From 6:00 PM to midnight, the accounting team handled what remained — transactions the partners couldn't automatically re-notify, reconciled manually, one line at a time.

Midnight. Incident closed. The actual financial damage: zero. But 12 hours lost, trust eroded, and a lot of people's evenings gone.

Déjà Vu

Back in September 2025, something almost identical happened.

Kafka disconnected. VA transaction sync dropped. Same pattern: message broker as Single Point of Failure, no fallback mechanism, no early detection.

A report was written. Lessons were documented. Action items were assigned.

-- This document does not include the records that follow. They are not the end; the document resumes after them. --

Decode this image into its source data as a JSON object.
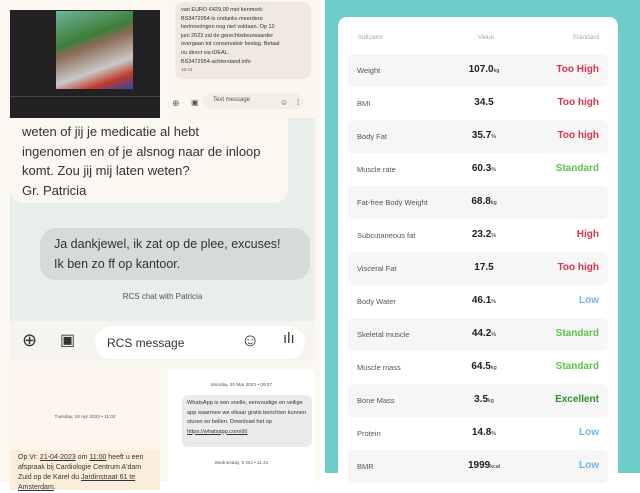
{
  "sms_top": {
    "lines": [
      "van EURO €429,00 met kenmerk:",
      "BS3472954 is ondanks meerdere",
      "herinneringen nog niet voldaan. Op 12",
      "juni 2023 zal de gerechtsdeurwaarder",
      "overgaan tot conservatoir beslag. Betaal",
      "nu direct via iDEAL."
    ],
    "link": "BS3472954-achterstand.info",
    "time": "19:43",
    "placeholder": "Text message"
  },
  "chat": {
    "incoming_lines": [
      "weten of jij je medicatie al hebt",
      "ingenomen en of je alsnog naar de inloop",
      "komt. Zou jij mij laten weten?",
      "Gr. Patricia"
    ],
    "outgoing_lines": [
      "Ja dankjewel, ik zat op de plee, excuses!",
      "Ik ben zo ff op kantoor."
    ],
    "label": "RCS chat with Patricia",
    "placeholder": "RCS message"
  },
  "lower_left": {
    "timestamp": "Tuesday, 18 Apr 2023 • 11:02",
    "p1": "Op Vr: ",
    "date": "21-04-2023",
    "p2": " om ",
    "time": "11:00",
    "p3": " heeft u een afspraak bij Cardiologie Centrum A'dam Zuid op de Karel du ",
    "addr": "Jardinstraat 61 te Amsterdam",
    "p4": "."
  },
  "lower_right": {
    "timestamp": "Monday, 20 Mar 2023 • 09:27",
    "text": "WhatsApp is een snelle, eenvoudige en veilige app waarmee we elkaar gratis berichten kunnen sturen en bellen. Download het op",
    "link": "https://whatsapp.com/dl/",
    "timestamp2": "Wednesday, 9 Oct • 11:41"
  },
  "health": {
    "headers": {
      "indicator": "Indicator",
      "value": "Value",
      "standard": "Standard"
    },
    "colors": {
      "high": "#d8344c",
      "standard": "#5cc24a",
      "excellent": "#2e8b2e",
      "low": "#6cb6e6"
    },
    "rows": [
      {
        "indicator": "Weight",
        "value": "107.0",
        "unit": "kg",
        "standard": "Too High",
        "level": "high"
      },
      {
        "indicator": "BMI",
        "value": "34.5",
        "unit": "",
        "standard": "Too high",
        "level": "high"
      },
      {
        "indicator": "Body Fat",
        "value": "35.7",
        "unit": "%",
        "standard": "Too high",
        "level": "high"
      },
      {
        "indicator": "Muscle rate",
        "value": "60.3",
        "unit": "%",
        "standard": "Standard",
        "level": "standard"
      },
      {
        "indicator": "Fat-free Body Weight",
        "value": "68.8",
        "unit": "kg",
        "standard": "",
        "level": "none"
      },
      {
        "indicator": "Subcutaneous fat",
        "value": "23.2",
        "unit": "%",
        "standard": "High",
        "level": "high"
      },
      {
        "indicator": "Visceral Fat",
        "value": "17.5",
        "unit": "",
        "standard": "Too high",
        "level": "high"
      },
      {
        "indicator": "Body Water",
        "value": "46.1",
        "unit": "%",
        "standard": "Low",
        "level": "low"
      },
      {
        "indicator": "Skeletal muscle",
        "value": "44.2",
        "unit": "%",
        "standard": "Standard",
        "level": "standard"
      },
      {
        "indicator": "Muscle mass",
        "value": "64.5",
        "unit": "kg",
        "standard": "Standard",
        "level": "standard"
      },
      {
        "indicator": "Bone Mass",
        "value": "3.5",
        "unit": "kg",
        "standard": "Excellent",
        "level": "excellent"
      },
      {
        "indicator": "Protein",
        "value": "14.8",
        "unit": "%",
        "standard": "Low",
        "level": "low"
      },
      {
        "indicator": "BMR",
        "value": "1999",
        "unit": "kcal",
        "standard": "Low",
        "level": "low"
      }
    ]
  }
}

Six months later, March 24, 2026 — same pattern. Different broker. Different feature.

The lessons from last time hadn't been applied broadly enough.

That sentence in the incident report sounds neutral. It isn't.

Three Things to Fix, in Order

The first and non-negotiable priority: migrate the transaction commit flow from Redis Pub/Sub to Kafka. Kafka has durability, consumer offsets, and replay after reconnection — a consumer that drops and comes back can pick up exactly where it left off. That's the minimum bar for anything touching money.

In parallel, Redis cache needs a DB fallback with a write-through strategy — DB as source of truth, Redis as the fast layer on top. When Redis dies, the system gets slower, but it doesn't break.

And just as important: the control plane can no longer depend on Pub/Sub. Instead, services should self-poll config from DB every 30 seconds. No Redis push required, no Pub/Sub needed. When Redis dies, the control plane stays alive — you keep your hands free to act.

The principle behind all three comes down to one sentence: the control plane must be independent from the data plane. When the data plane has an incident, you need to retain the ability to direct the system. If you lose both at once, you're just a spectator.

The Question Worth Asking in Every Design Review

Looking back at this incident, one question — asked early enough — would have changed everything:

"If this component goes down, can we still turn the system off?"

Not "will the system keep running." But "can we still control it."

That's the question that separates a resilient architecture from a brittle one. Resilient doesn't mean never failing. Resilient means when you fail, you still have enough tools to manage the situation.

One more thing: shared infrastructure needs change management. Redis, Kafka, shared databases — before changing any of them, notify every dependent team first. Not because of distrust. Because nobody can know every dependency in a system large enough to matter.

A short maintenance window at noon, executed by a team that had no way of knowing someone was using that Redis instance.

22,000 transactions. 12 hours. One very long night for the accounting team.

Single Points of Failure don't advertise themselves. They're not red on the architecture diagram. They don't warn you at deploy time.

They just sit there, patient, waiting for the exact day someone decides to run maintenance at noon.